St. Patrick Catholic Church, Racine, WI is a nationally known landmark building designed in 1924 by the Chicago architect Barry Byrne (1883-1967). The structure had fallen on hard times and needed extensive remediation work as well as renovation, requiring complete exterior and interior restoration. The interior had been modified from its original floor plan after the reforms of the Second Vatican Council, much to its detriment.
The owner retained Rossi Construction Co, Inc. to rebuild the terra cotta finials, repair the roof and re-point the masonry. After this work had been completed Rossi and the owner engaged Studios of Potente, Inc. to collaborate on a plan to renew the interior.
The objective was to restore as many of the original architectural elements as possible while maintaining the floor plan requirements of a modern Roman Catholic worship space. While a screen separation, constructed by The Studios of Potente furniture shop, between the newly recovered sacristy and the sanctuary could reproduce the spirit of the original masonry partition, the original east-facing fixed altar of sacrifice was no longer ritually correct. The owner chose to use his existing freestanding wooden altar and ambo, moved forward on the original platform. The tabernacle was moved to the center of the new screen from a side altar location.

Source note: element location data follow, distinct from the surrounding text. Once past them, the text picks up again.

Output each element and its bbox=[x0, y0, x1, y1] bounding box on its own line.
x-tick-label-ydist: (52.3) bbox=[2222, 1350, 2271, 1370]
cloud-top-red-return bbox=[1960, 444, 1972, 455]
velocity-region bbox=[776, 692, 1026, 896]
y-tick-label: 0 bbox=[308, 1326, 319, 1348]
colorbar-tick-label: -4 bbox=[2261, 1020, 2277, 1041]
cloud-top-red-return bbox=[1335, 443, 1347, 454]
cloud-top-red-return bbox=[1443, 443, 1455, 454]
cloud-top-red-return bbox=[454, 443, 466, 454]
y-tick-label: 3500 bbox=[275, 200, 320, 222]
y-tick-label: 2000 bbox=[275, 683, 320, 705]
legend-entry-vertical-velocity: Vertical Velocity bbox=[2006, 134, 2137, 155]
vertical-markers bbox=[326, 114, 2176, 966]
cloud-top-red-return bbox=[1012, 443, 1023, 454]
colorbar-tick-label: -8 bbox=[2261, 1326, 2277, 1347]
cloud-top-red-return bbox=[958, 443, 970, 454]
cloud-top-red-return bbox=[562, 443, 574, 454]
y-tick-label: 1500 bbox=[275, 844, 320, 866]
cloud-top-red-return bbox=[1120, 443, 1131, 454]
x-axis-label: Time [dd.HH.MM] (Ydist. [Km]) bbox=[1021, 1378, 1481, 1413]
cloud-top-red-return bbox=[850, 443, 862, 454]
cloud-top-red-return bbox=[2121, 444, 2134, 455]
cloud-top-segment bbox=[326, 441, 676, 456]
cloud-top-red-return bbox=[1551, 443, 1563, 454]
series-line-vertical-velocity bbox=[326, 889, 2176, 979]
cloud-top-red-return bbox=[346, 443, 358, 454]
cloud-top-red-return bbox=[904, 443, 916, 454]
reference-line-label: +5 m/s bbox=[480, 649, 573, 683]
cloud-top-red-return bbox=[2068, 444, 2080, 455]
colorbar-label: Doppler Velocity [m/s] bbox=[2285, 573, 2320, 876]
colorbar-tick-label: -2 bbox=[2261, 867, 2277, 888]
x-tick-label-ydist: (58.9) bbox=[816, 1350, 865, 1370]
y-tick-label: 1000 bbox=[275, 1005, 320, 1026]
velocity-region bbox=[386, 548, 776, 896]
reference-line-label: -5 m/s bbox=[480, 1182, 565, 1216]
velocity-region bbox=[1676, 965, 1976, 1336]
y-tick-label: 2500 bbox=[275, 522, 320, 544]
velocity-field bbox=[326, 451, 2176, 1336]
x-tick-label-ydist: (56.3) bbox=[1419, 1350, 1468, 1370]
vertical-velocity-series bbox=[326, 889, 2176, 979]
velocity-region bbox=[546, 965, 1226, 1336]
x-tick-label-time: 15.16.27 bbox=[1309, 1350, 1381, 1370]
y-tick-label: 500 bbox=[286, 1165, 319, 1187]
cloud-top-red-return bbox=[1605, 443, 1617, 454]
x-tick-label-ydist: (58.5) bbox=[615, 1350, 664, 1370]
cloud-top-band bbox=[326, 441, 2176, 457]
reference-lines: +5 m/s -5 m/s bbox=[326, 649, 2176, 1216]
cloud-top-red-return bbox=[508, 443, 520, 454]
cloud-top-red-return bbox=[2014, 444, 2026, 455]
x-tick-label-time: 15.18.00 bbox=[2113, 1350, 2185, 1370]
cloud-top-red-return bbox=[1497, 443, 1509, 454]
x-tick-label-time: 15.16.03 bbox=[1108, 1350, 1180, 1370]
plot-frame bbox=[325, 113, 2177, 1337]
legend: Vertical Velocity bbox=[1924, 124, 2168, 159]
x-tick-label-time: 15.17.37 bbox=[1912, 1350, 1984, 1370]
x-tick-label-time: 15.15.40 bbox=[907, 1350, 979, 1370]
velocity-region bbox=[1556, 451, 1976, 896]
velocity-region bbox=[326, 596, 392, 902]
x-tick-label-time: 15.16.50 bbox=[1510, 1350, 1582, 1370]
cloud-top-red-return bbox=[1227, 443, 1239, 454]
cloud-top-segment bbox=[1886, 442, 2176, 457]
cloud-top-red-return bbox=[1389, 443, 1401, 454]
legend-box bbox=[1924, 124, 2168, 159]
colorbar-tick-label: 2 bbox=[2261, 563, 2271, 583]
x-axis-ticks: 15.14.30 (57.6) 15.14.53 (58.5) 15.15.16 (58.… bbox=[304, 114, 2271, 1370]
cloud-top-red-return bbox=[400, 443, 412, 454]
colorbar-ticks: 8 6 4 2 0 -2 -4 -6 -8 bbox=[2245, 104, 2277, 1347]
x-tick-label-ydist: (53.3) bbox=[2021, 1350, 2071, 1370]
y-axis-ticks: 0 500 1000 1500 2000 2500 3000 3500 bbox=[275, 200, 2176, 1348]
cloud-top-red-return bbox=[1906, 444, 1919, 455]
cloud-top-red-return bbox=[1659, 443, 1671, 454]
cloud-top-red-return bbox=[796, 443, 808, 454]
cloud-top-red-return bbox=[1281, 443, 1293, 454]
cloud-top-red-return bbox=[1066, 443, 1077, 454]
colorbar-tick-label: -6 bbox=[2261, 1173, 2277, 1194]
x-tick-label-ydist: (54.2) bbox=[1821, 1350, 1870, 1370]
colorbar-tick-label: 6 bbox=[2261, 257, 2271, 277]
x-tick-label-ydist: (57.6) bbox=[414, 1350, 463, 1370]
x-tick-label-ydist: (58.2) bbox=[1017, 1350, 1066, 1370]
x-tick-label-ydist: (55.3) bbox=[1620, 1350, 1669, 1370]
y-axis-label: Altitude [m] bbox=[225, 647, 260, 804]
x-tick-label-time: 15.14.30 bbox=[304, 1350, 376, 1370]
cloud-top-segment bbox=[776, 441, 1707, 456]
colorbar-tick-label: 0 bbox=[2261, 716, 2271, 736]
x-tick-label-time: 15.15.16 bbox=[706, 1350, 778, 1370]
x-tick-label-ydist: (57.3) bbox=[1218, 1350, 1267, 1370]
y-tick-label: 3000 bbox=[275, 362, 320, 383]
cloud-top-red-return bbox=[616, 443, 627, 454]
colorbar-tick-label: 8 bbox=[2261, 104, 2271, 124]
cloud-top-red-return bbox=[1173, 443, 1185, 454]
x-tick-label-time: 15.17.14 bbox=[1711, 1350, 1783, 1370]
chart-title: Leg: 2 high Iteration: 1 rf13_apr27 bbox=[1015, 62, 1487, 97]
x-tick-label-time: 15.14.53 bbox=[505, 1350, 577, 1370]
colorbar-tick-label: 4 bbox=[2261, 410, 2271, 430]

The building had no toilet facilities and no parents’ room – these were to be created at the rear of the nave by extending the balconies, reproducing the original balcony facades to do so. Potente reproduced the original Byrne design motifs in the stained glass panels added to complete the rear wall elevations. The votive area dedicated to Our Lady of Guadalupe was shifted to a new space at the rear of the nave.
The carpeting was removed entirely and the floors were restored to their original terrazzo material and a ramp was added to the sanctuary to make it accessible. Granite tile in a contrasting color was used as infill at places such as the former location of the communion railing and the surface of the newly constructed handicapped ramp.
Potente proposed a lighting program that included perimeter valance lighting and replacement of the existing downlights with new quartz lighting. The original Byrne copper sconces were restored and rewired and the station accent lighting was updated.
Reproduction prairie style lighting fixtures were added under the balcony and in the gathering space at the entrance. All of the lighting is now controlled by a new digital dimming device.
The ceiling, covered with cellotex acoustical tile in the late 1940’s, was stripped of this tile and replastered with a dryvit system that closely matched the original swirled plaster surface of the Byrne design. This was then painted in cream colors using a couple of different tones to highlight the architectural detailing. The new sound system speakers were painted to match the general tones of the plaster ceiling.
Despite that fact that a generous donor appeared to cover the cost of the majority of the work, it was impossible to completely restore the interior, leaving the pews and the floor under the pews, the liturgical furniture and the replacement of the exterior storm glass for another day.